山梨大と北里大、連携協定を締結 ノーベル賞受賞者の大村智氏に縁のある2大学が創薬分野で協働
山梨大学と北里大学は4月21日、包括連携協定を締結した。創薬分野の教育研究や専門職の育成に共同で取り組む。
いずれの大学も、2015年にノーベル医学・生理学賞を受賞した大村智氏とゆかりがあることから、この度の連携協定締結に至った。
大村氏は1958年に山梨大学を卒業。その後、都立高校の教諭を務めながら大学院を修了し、1965年に北里大の関連機関である社団法人北里研究所に入所。同大薬学部助教授を経て、1975年教授に就任し、ノーベル賞の受賞理由ともなった、微生物資源を活用した創薬研究に取り組み、現在では特別栄誉教授を務めている。

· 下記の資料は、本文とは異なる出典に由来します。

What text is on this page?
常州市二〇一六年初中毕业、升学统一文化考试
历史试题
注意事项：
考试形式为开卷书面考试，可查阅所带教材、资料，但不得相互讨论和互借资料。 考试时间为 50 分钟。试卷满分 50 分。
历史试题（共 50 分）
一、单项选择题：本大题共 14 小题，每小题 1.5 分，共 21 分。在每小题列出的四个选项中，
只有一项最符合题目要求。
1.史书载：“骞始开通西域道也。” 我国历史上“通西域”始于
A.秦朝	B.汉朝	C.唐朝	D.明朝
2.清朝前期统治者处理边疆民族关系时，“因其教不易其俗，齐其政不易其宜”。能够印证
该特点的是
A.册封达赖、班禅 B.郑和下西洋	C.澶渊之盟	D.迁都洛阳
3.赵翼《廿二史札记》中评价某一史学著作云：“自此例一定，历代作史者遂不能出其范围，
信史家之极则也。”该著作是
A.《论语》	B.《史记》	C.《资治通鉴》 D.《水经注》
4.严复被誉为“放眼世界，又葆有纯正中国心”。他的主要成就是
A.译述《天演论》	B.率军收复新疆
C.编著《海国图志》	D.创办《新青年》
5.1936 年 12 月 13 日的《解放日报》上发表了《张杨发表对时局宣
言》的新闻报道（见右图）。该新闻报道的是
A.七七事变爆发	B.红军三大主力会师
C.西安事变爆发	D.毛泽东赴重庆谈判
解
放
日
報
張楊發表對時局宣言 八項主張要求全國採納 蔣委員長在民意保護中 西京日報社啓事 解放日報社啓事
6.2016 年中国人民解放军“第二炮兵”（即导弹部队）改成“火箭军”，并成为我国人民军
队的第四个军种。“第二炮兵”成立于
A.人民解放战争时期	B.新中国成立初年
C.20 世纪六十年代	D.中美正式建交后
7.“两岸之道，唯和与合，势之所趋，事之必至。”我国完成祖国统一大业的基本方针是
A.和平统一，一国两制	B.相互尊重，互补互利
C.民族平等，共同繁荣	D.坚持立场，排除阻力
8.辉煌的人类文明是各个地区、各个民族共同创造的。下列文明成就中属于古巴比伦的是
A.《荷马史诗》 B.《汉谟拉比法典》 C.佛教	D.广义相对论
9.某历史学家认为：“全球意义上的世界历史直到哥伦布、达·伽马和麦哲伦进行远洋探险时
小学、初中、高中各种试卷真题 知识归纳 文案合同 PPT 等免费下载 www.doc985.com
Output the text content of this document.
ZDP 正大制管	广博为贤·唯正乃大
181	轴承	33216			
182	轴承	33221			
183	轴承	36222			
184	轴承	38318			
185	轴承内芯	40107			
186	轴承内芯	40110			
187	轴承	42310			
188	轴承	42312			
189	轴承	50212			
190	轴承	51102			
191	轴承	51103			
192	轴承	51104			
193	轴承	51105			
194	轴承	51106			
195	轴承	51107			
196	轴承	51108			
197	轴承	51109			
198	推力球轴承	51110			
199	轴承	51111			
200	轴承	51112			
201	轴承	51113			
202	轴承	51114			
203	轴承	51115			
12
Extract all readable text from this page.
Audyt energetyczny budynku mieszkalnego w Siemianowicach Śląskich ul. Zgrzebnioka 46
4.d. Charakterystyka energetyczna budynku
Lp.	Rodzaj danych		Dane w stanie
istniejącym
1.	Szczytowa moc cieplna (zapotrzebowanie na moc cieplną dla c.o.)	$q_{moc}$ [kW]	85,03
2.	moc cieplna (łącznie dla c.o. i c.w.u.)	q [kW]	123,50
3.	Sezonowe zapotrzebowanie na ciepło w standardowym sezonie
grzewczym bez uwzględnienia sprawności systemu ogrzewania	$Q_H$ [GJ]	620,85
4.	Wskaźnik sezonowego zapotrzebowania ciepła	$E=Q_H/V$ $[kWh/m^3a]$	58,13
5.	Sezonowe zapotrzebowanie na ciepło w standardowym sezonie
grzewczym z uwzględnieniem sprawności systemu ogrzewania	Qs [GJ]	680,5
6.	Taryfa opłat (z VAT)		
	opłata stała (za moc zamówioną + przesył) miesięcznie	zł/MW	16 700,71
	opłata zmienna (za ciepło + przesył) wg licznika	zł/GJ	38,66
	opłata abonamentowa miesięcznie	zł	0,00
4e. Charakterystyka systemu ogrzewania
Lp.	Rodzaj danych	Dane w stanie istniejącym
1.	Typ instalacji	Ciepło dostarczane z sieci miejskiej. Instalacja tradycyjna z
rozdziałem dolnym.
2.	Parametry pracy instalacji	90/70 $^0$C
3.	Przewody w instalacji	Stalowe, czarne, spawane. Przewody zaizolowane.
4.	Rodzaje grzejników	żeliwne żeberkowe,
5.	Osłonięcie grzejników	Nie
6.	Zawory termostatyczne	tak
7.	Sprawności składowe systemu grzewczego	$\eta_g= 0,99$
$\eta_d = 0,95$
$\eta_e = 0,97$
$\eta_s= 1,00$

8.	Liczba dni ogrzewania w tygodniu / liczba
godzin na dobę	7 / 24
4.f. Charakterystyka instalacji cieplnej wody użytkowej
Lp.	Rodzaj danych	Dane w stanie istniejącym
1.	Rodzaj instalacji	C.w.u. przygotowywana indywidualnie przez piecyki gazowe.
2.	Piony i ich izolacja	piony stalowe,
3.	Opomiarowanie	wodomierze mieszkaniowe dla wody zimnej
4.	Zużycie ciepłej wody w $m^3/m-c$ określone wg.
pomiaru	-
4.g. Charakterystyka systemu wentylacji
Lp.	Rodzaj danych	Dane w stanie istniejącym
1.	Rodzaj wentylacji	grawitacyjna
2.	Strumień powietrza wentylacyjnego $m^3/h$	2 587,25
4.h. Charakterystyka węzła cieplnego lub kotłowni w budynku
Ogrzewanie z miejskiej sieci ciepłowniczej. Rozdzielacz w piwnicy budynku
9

このような縁から、両大学は以前から教育研究で連携。昨年6月には、山梨大の甲府西キャンパス内に研究組織「大村記念微生物資源研究フロウティラ」を開設。菌類に含まれる有用物質の探索を推進している。
今後は、このような微生物資源を活用した創薬研究のほか、不妊治療における胚(受精卵)の培養を行う専門職である「胚培養士」の育成にも共同で取り組む。
山梨大の中村和彦学長は「地域から日本全国へ、さらには世界に向けた研究成果の展開と人材輩出に貢献したい」、北里大の砂塚敏明学長は「大村先生の縁にもとづき、優秀な研究者や研究者を目指す若い世代がここに集まり、さらに教育研究の充実が実現するという好循環を生み出していきたい」と語った。
また、締結式に臨席した大村氏は「研究の成功を信じている。両大学が互いに足りないところを埋め合って、更に発展してほしい」と述べた。